Apa Itu Hiperemesis Gravidarum?
Hiperemesis gravidarum adalah mual dan muntah yang sangat parah selama kehamilan. Berbeda dengan morning sickness yang biasanya membaik setelah trimester pertama, HG bisa berlangsung lebih lama dan membuat ibu hamil kesulitan melakukan aktivitas sehari-hari. Bahkan, banyak yang harus dirawat di rumah sakit untuk mendapatkan cairan infus dan obat antimuntah.
Menurut data, sekitar 1-3 persen ibu hamil mengalami kondisi ini. Diagnosis biasanya ditegakkan jika berat badan ibu turun lebih dari 5 persen, disertai tanda dehidrasi dan ketosis urine.
Penelitian Terbaru: Risiko Komplikasi yang Meningkat
Sebuah studi besar dari Stanford Medicine yang menganalisis 2,5 juta kelahiran di California menemukan bahwa ibu hamil dengan HG memiliki risiko lebih tinggi mengalami sejumlah komplikasi, antara lain:
- Kelahiran prematur
- Anemia
- Bayi lahir dengan berat badan rendah atau lebih kecil dari usia kehamilan
- Preeklampsia
- Hipertensi gestasional
- Abrupsio plasenta (plasenta lepas sebelum waktunya)
Peneliti utama, Rebecca Gardner, menyatakan bahwa HG bukan sekadar mual biasa. Kondisi ini menyebabkan dehidrasi dan penurunan berat badan signifikan, yang berujung pada gangguan nutrisi penting bagi ibu dan janin.
Mengapa HG Meningkatkan Risiko?
Para ahli menduga bahwa kekurangan nutrisi akibat muntah berulang mengganggu perkembangan plasenta.

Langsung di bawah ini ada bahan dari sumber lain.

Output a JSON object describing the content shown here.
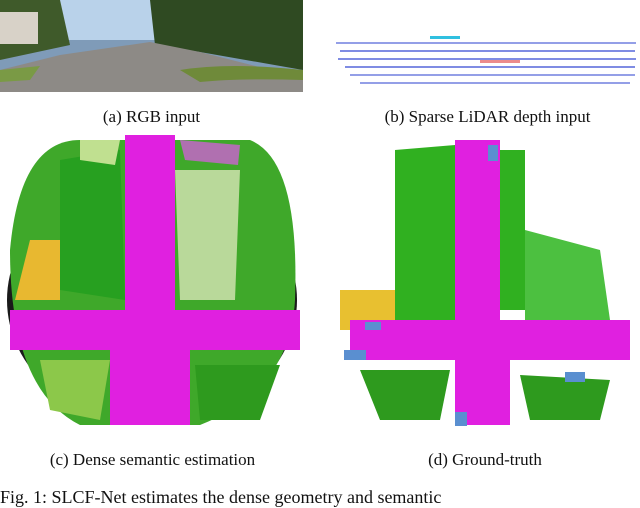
{
  "panels": [
    {
      "caption": "(a) RGB input"
    },
    {
      "caption": "(b) Sparse LiDAR depth input"
    },
    {
      "caption": "(c) Dense semantic estimation"
    },
    {
      "caption": "(d) Ground-truth"
    }
  ],
  "figure_caption": "Fig. 1: SLCF-Net estimates the dense geometry and semantic"
}
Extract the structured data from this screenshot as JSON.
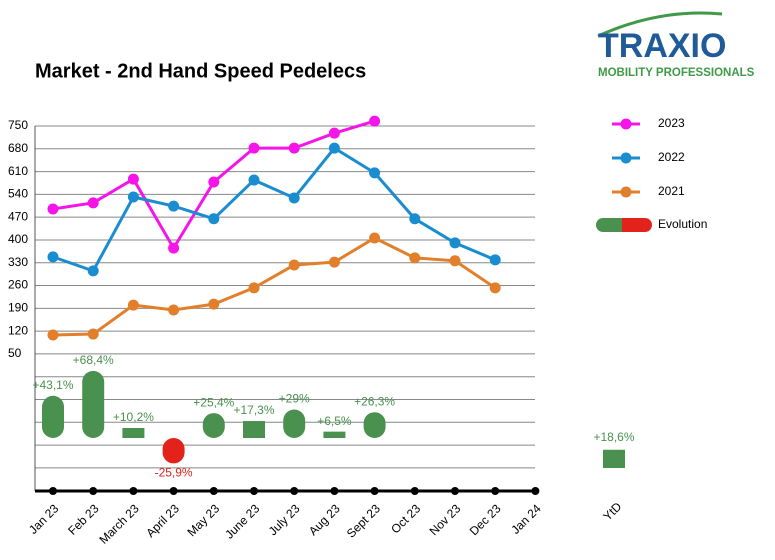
{
  "chart_data": {
    "type": "line",
    "title": "Market - 2nd Hand Speed Pedelecs",
    "logo": {
      "name": "TRAXIO",
      "tagline": "MOBILITY PROFESSIONALS"
    },
    "categories": [
      "Jan 23",
      "Feb 23",
      "March 23",
      "April 23",
      "May 23",
      "June 23",
      "July 23",
      "Aug 23",
      "Sept 23",
      "Oct 23",
      "Nov 23",
      "Dec 23",
      "Jan 24"
    ],
    "ylim": [
      -371,
      750
    ],
    "yticks": [
      50,
      120,
      190,
      260,
      330,
      400,
      470,
      540,
      610,
      680,
      750
    ],
    "grid": true,
    "series": [
      {
        "name": "2023",
        "color": "#f515e8",
        "values": [
          495,
          514,
          587,
          375,
          578,
          682,
          682,
          728,
          765,
          null,
          null,
          null,
          null
        ]
      },
      {
        "name": "2022",
        "color": "#1a8dd0",
        "values": [
          348,
          305,
          532,
          504,
          465,
          584,
          529,
          682,
          606,
          465,
          391,
          339,
          null
        ]
      },
      {
        "name": "2021",
        "color": "#e27f2a",
        "values": [
          108,
          111,
          200,
          185,
          203,
          253,
          323,
          332,
          406,
          345,
          336,
          253,
          null
        ]
      }
    ],
    "evolution": {
      "name": "Evolution",
      "axis": "y2",
      "color_positive": "#4a9150",
      "color_negative": "#e3231b",
      "values": [
        43.1,
        68.4,
        10.2,
        -25.9,
        25.4,
        17.3,
        29,
        6.5,
        26.3,
        null,
        null,
        null,
        null
      ],
      "value_labels": [
        "+43,1%",
        "+68,4%",
        "+10,2%",
        "-25,9%",
        "+25,4%",
        "+17,3%",
        "+29%",
        "+6,5%",
        "+26,3%",
        null,
        null,
        null,
        null
      ]
    },
    "y2lim": [
      -54,
      318
    ],
    "ytd": {
      "label": "YtD",
      "value": 18.6,
      "value_label": "+18,6%"
    }
  }
}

Plasenta yang tidak berkembang optimal dapat memicu preeklampsia dan menghambat pertumbuhan janin. Selain itu, ibu dengan HG sering kehilangan banyak berat badan, bahkan lebih dari 15 persen dari berat sebelum hamil, pada saat seharusnya berat badan bertambah.

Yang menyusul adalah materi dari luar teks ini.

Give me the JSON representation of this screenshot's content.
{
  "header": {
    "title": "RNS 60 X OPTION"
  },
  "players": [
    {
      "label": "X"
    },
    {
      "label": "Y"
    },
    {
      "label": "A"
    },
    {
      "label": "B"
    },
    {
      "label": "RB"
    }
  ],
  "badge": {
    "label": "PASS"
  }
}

Asupan folat yang rendah juga menjadi perhatian. Folat sangat penting di awal kehamilan untuk mencegah cacat lahir. Sayangnya, ibu dengan HG sulit menyerap nutrisi ini karena muntah terus-menerus.
Kapan Harus ke Dokter?
Jangan anggap remeh mual muntah yang berlebihan. Segera konsultasi ke dokter jika Anda mengalami:
- Muntah terus-menerus hingga tidak bisa makan atau minum
- Penurunan berat badan yang drastis
- Merasa sangat lemas atau pusing
- Urine berwarna gelap dan jarang buang air kecil (tanda dehidrasi)
Penanganan dini sangat penting untuk menjaga kesehatan Anda dan janin. Dokter biasanya akan memberikan cairan infus, obat antimuntah, dan suplemen nutrisi yang dibutuhkan.
Hiperemesis gravidarum memang berat, tapi dengan pengawasan medis yang tepat, risiko komplikasi dapat diminimalkan. Jadi, jangan ragu untuk mencari bantuan jika Anda merasa gejalanya sudah mengganggu. Kesehatan Anda dan si kecil adalah prioritas utama.